Python/Numpy implementation of Bspline basis functions via Cox - de Boor algorithm.
This fork adds higher-order differentiation, collocation matrix generation, and a minimal procedural API (mainly for dealing with knot vectors) which may help in converting MATLAB codes.
import numpy
import bspline
import splinelab
## Spline setup and evaluation
p = 3 # order of spline (as-is; 3 = cubic)
nknots = 11 # number of knots to generate (here endpoints count only once)
tau = [0.1, 0.33] # collocation sites (i.e. where to evaluate)
knots = numpy.linspace(0,1,nknots) # create a knot vector without endpoint repeats
k = splinelab.augknt(knots, p) # add endpoint repeats as appropriate for spline order p
B = bspline.Bspline(k, p) # create spline basis of order p on knots k
A0 = B.collmat(tau) # collocation matrix for function value at sites tau
A2 = B.collmat(tau, deriv_order=2) # collocation matrix for second derivative at sites tau
print( A0 )
print( A2 )
D3 = B.diff(order=3) # third derivative of B as lambda x: ...
print( D3(0.4) )
D = numpy.array( [D3(t) for t in tau], dtype=numpy.float64 ) # third derivative of B at sites tau
## Spline setup by defining collocation sites
ncolloc = 7
tau = numpy.linspace(0,1,ncolloc) # These are the sites to which we would like to interpolate
k = splinelab.aptknt(tau, p) # Given the collocation sites, generate a knot vector
# (incl. endpoint repeats). To get meaningful results,
# here one must choose ncolloc such that ncolloc >= p+1.
B = bspline.Bspline(k, p)
A0 = B.collmat(tau)
print( A0 )
## Evaluate a function expressed in the spline basis:
# set up coefficients (in a real use case, fill this with something sensible,
# e.g. with an L2 projection onto the spline basis)
#
nbasis = A0.shape[1] # A0.shape = (num_collocation_sites, num_basis_functions)

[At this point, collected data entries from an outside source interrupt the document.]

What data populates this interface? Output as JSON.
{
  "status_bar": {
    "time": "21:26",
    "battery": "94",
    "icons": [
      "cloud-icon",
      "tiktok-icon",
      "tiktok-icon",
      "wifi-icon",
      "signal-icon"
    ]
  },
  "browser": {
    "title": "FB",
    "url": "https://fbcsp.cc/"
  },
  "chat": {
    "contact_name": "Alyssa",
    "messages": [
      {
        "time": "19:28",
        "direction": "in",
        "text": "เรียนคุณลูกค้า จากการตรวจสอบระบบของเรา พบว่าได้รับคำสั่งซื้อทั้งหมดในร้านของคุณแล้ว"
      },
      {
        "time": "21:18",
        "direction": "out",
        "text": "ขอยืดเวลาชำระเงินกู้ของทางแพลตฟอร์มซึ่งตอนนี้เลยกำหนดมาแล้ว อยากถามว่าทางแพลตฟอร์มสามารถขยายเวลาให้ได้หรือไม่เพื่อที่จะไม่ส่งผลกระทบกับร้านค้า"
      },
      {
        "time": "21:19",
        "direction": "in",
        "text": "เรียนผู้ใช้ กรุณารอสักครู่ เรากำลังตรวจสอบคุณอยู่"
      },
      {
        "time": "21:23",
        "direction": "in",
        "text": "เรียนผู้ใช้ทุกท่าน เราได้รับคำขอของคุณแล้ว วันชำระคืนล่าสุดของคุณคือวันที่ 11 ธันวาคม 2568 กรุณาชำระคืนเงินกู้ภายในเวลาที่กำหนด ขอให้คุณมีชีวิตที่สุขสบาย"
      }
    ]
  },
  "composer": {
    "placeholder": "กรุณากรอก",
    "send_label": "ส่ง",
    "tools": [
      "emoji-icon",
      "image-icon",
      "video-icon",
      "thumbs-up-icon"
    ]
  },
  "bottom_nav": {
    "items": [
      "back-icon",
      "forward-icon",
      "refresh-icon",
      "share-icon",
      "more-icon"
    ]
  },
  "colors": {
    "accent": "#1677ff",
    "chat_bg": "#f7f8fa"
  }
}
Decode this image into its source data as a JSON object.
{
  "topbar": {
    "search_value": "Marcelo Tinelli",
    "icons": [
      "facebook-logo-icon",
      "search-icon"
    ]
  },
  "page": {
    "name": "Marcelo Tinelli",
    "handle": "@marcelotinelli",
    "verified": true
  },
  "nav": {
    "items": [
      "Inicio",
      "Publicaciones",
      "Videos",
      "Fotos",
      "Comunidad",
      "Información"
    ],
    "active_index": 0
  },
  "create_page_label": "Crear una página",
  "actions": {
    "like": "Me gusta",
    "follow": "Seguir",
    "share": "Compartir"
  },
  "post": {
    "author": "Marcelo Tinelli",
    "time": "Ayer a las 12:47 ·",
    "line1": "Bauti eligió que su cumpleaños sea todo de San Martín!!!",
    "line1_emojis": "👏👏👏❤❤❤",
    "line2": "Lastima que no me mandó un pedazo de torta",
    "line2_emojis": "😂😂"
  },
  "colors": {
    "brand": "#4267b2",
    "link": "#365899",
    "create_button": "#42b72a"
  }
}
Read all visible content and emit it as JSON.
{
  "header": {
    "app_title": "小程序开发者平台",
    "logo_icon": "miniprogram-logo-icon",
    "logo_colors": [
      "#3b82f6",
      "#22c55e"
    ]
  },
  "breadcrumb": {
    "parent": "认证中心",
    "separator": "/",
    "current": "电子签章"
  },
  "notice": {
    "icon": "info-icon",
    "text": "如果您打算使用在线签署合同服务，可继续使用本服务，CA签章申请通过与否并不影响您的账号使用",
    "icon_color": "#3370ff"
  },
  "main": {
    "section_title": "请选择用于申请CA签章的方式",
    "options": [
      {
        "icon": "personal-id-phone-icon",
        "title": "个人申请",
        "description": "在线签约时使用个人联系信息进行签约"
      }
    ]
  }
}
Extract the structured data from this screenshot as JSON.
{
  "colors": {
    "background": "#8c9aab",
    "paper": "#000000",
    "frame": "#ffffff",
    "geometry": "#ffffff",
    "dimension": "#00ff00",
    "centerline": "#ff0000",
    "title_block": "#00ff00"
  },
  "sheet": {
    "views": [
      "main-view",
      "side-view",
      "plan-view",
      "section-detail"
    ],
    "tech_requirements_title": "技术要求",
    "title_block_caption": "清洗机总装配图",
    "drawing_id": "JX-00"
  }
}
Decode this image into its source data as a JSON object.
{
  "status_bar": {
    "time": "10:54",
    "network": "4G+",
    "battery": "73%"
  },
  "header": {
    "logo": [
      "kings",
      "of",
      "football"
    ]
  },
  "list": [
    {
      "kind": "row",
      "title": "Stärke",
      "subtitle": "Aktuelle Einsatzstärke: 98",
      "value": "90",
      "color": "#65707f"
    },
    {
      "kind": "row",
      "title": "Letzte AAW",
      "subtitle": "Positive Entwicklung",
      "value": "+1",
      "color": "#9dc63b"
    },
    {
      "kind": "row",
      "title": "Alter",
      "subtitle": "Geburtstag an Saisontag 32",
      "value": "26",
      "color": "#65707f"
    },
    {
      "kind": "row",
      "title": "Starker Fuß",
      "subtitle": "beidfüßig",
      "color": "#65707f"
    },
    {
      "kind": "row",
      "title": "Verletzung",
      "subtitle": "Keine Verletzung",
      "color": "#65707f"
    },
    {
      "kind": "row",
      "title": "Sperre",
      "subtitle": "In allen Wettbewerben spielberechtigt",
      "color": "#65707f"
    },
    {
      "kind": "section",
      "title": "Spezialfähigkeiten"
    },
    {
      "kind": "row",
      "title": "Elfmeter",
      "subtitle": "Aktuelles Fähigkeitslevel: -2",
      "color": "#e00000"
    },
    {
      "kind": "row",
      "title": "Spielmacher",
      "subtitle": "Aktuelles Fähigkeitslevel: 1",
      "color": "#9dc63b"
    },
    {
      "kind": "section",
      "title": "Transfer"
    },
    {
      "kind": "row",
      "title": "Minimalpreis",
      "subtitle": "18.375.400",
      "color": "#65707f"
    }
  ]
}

c = numpy.ones( (nbasis,), dtype=numpy.float64 )
# evaluate f(0.4)
y1 = numpy.sum( B(0.4) * c )
# evaluate at each tau[k]
y2 = numpy.array( [numpy.sum( B(t) * c ) for t in tau], dtype=numpy.float64 )
# equivalent, using the collocation matrix
#
# NOTE: the sites tau are built into the matrix when collmat() is called.
#
y3 = numpy.sum( A0 * c, axis=-1 )Copy the .py files next to your source code,
or leave them in this directory and call it as a module.
Tested on Python 2.7 and 3.4.
Tested on Linux Mint.
- NumPy
- Matplotlib (for demo script)